Отец говорил, что Ифа сложная; мать говорила, что это ее крест, наказание за то, что хотела еще одного; Брайди говорила, что девчонку надо пороть, пока задница не отвалится; врач сказал: «Так она у вас из этих», – и выписал Гретте рецепт на транквилизаторы, первый из многих.
С тех пор мать много спала, а иногда, даже когда бодрствовала, казалось, что где-то в глубине головы она все равно спит. Моника часто рано приходила из школы, отпрашивалась, сославшись на головную боль или расстройство желудка, но на самом деле она просто знала, что если успеет домой до того, как Ифа проснется от дневного сна, то сможет вынуть ее из кроватки и отвести вниз или во двор и она не разбудит мать воплями и криками. Иногда Гретта спала до вечера. Моника сажала Ифу в манеж, давала ей сковородку и деревянную ложку, а сама готовила чай. Мать выходила с мятым и каким-то размытым лицом, клала руку Монике на макушку и говорила, что та – ангел, ангел, которого послало небо. И Моника стояла, ощущая вес материнской руки, и то, что омывало ее изнутри, было не столько радостью от слов матери, сколько облегчением от того, что она дотащила всех до завершения еще одного дня.

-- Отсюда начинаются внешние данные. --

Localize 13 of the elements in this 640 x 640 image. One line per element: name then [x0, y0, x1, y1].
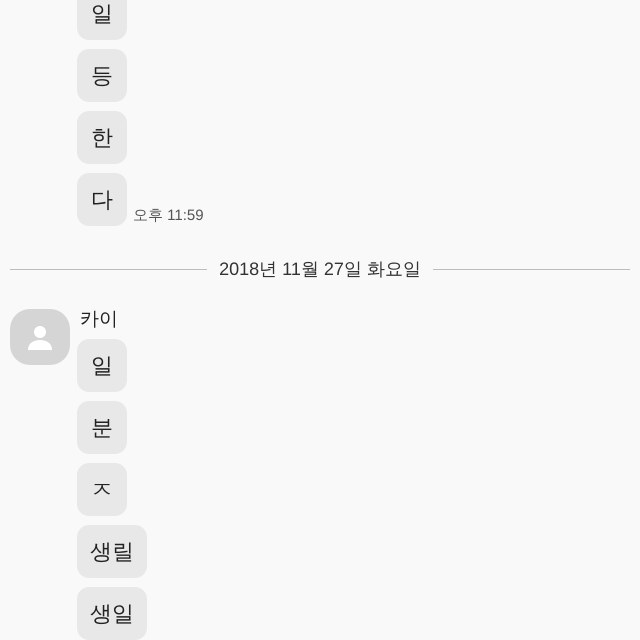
message-bubble: 한 [77, 111, 127, 164]
message-bubble: 분 [77, 401, 127, 454]
message-bubble: 생일 [77, 587, 147, 640]
message-time: 오후 11:59 [133, 206, 204, 226]
sender-name: 카이 [79, 310, 119, 330]
message-bubble: 일 [77, 339, 127, 392]
message-bubble: 생릴 [77, 525, 147, 578]
message-bubble: 다 [77, 173, 127, 226]
date-divider: 2018년 11월 27일 화요일 [219, 258, 421, 281]
message-bubble: ㅈ [77, 463, 127, 516]
message-bubble: 등 [77, 49, 127, 102]
message-bubble: 일 [77, 0, 127, 40]
avatar-icon[interactable] [10, 309, 70, 365]
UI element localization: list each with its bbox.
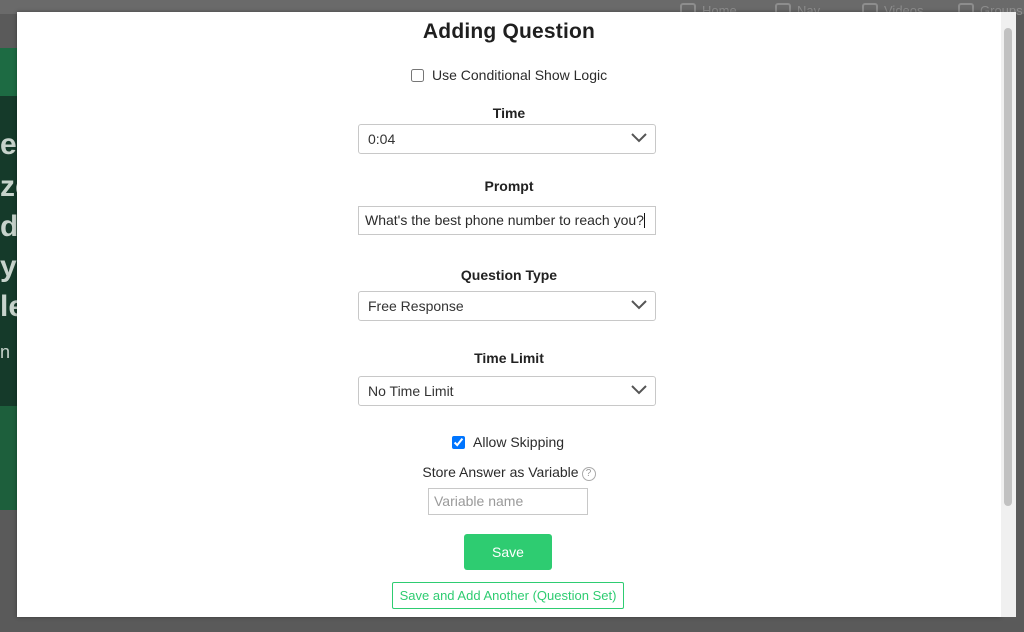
time-limit-label: Time Limit [474, 350, 544, 366]
question-circle-icon[interactable]: ? [581, 467, 596, 481]
prompt-label: Prompt [484, 178, 534, 194]
prompt-input-value: What's the best phone number to reach yo… [365, 212, 644, 228]
background-band [0, 406, 17, 510]
modal-title: Adding Question [422, 20, 596, 43]
variable-name-placeholder: Variable name [434, 493, 524, 509]
background-band [0, 48, 17, 96]
time-select[interactable]: 0:04 [358, 124, 656, 154]
background-text: er [0, 128, 17, 161]
conditional-logic-label: Use Conditional Show Logic [432, 67, 608, 83]
background-text: yo [0, 250, 17, 283]
chevron-down-icon [631, 300, 647, 310]
add-question-modal: Adding Question Use Conditional Show Log… [17, 12, 1001, 617]
prompt-input[interactable]: What's the best phone number to reach yo… [358, 206, 656, 235]
conditional-logic-checkbox[interactable] [411, 68, 424, 82]
background-text: le [0, 290, 17, 323]
time-limit-select[interactable]: No Time Limit [358, 376, 656, 406]
text-caret [643, 213, 645, 228]
chevron-down-icon [631, 133, 647, 143]
allow-skipping-label: Allow Skipping [473, 434, 565, 450]
allow-skipping-checkbox[interactable] [452, 435, 465, 449]
chevron-down-icon [631, 385, 647, 395]
background-text: n [0, 342, 11, 362]
scrollbar-thumb[interactable] [1004, 28, 1012, 506]
store-variable-row: Store Answer as Variable? [17, 464, 1001, 481]
time-limit-value: No Time Limit [368, 383, 454, 399]
time-select-value: 0:04 [368, 131, 396, 147]
conditional-logic-row[interactable]: Use Conditional Show Logic [411, 67, 607, 83]
save-and-add-another-button[interactable]: Save and Add Another (Question Set) [392, 582, 624, 609]
background-text: d [0, 210, 17, 243]
background-text: ze [0, 170, 17, 203]
allow-skipping-row[interactable]: Allow Skipping [452, 434, 564, 450]
question-type-value: Free Response [368, 298, 464, 314]
modal-scrollbar[interactable] [1001, 12, 1016, 617]
question-type-label: Question Type [460, 267, 558, 283]
store-variable-label: Store Answer as Variable [422, 464, 579, 480]
save-button[interactable]: Save [464, 534, 552, 570]
variable-name-input[interactable]: Variable name [428, 488, 588, 515]
question-type-select[interactable]: Free Response [358, 291, 656, 321]
time-label: Time [492, 105, 526, 121]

Ифа пошла, когда ей не было и года: сваливала все с кухонных полок, высыпала золу из камина, стаскивала чашки со столов. В полтора года она заговорила распространенными предложениями: «Не хочу ту красную миску, почему-то хочу вон ту зеленую». Ко второму дню рождения она считала до пятидесяти, знала алфавит, читала стишок про мышку. Монике казалось, что родители вздохнули с облегчением. Вот почему Ифа была такой: она одаренная, она особенная, она у нас гений. «Конечно, – могла теперь сказать в магазине мать, когда Ифа ложилась в дверях, лягала дверь и верещала, – она просто чудовищно умная».
Но потом, ко всеобщему удивлению, дела у Ифы пошли не очень, когда дошло до школы. Она каждый день возвращалась домой со злым, напряженным лицом, вымазанным чернилами. Если Гретта спрашивала, с кем она играла на переменах, Ифа зыркала и ничего не отвечала. Она съезжала со стула и скрывалась под столом. Моника как-то проходила мимо младшей школы по дороге на игру и, оглядев группки и компании детишек, заметила знакомую фигурку в спущенных гольфах, с растрепавшимися косичками, стоявшую в одиночестве под платаном и занятую оживленным разговором с самой собой.

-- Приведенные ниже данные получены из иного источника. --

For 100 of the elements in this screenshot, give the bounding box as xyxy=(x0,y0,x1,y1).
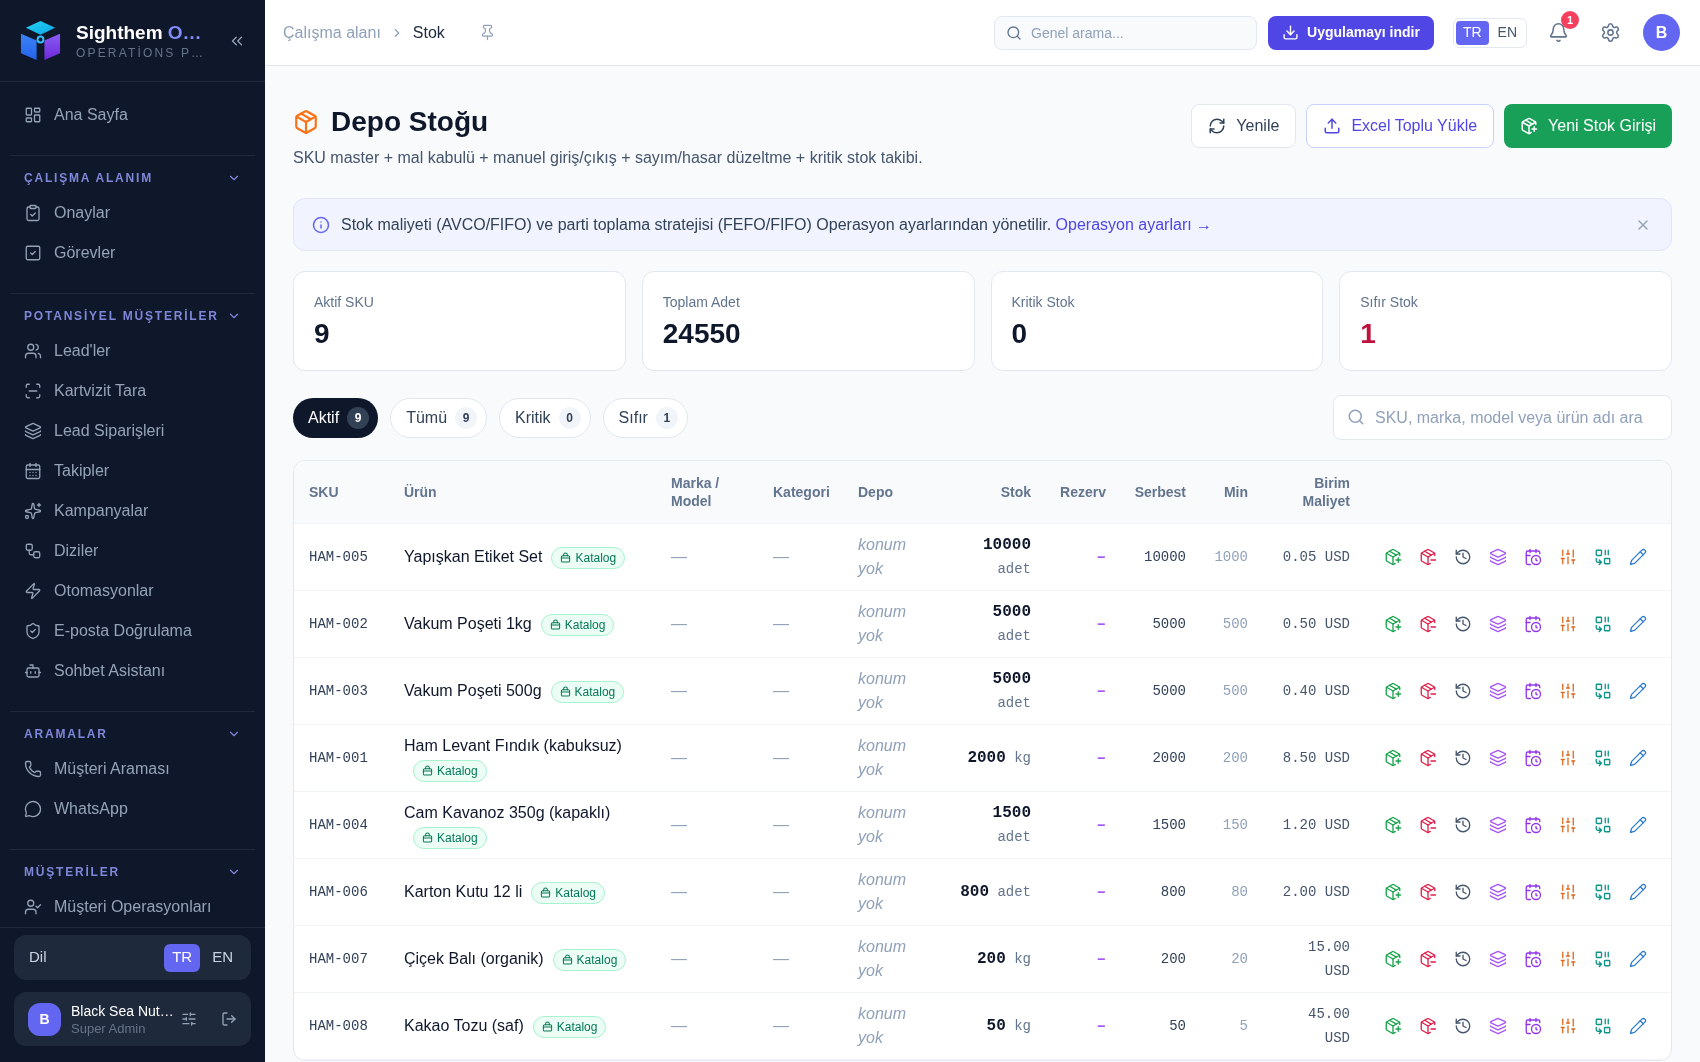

Ифа едва ли не за ночь превратилась из «трудного ребенка» и «гения» во «внушающую тревогу». То, что она писала, разворачивалось от кончика карандаша нечитаемыми паучьими каракулями. Она пользовалась обеими руками, без разбора; казалось, она не осознавала, что нужно предпочесть одну. Писала «с» не в ту сторону, а «т» вверх ногами. Промежутки между словами она пропускала, или они возникали без всякой системы, посреди слов.
– Смотри, Ифа, – говорила мать, – вот это «а», красивое, высокое «а». Видишь? «А» значит «апельсин», «аминь», и в твоем имени она есть, «Иф-А».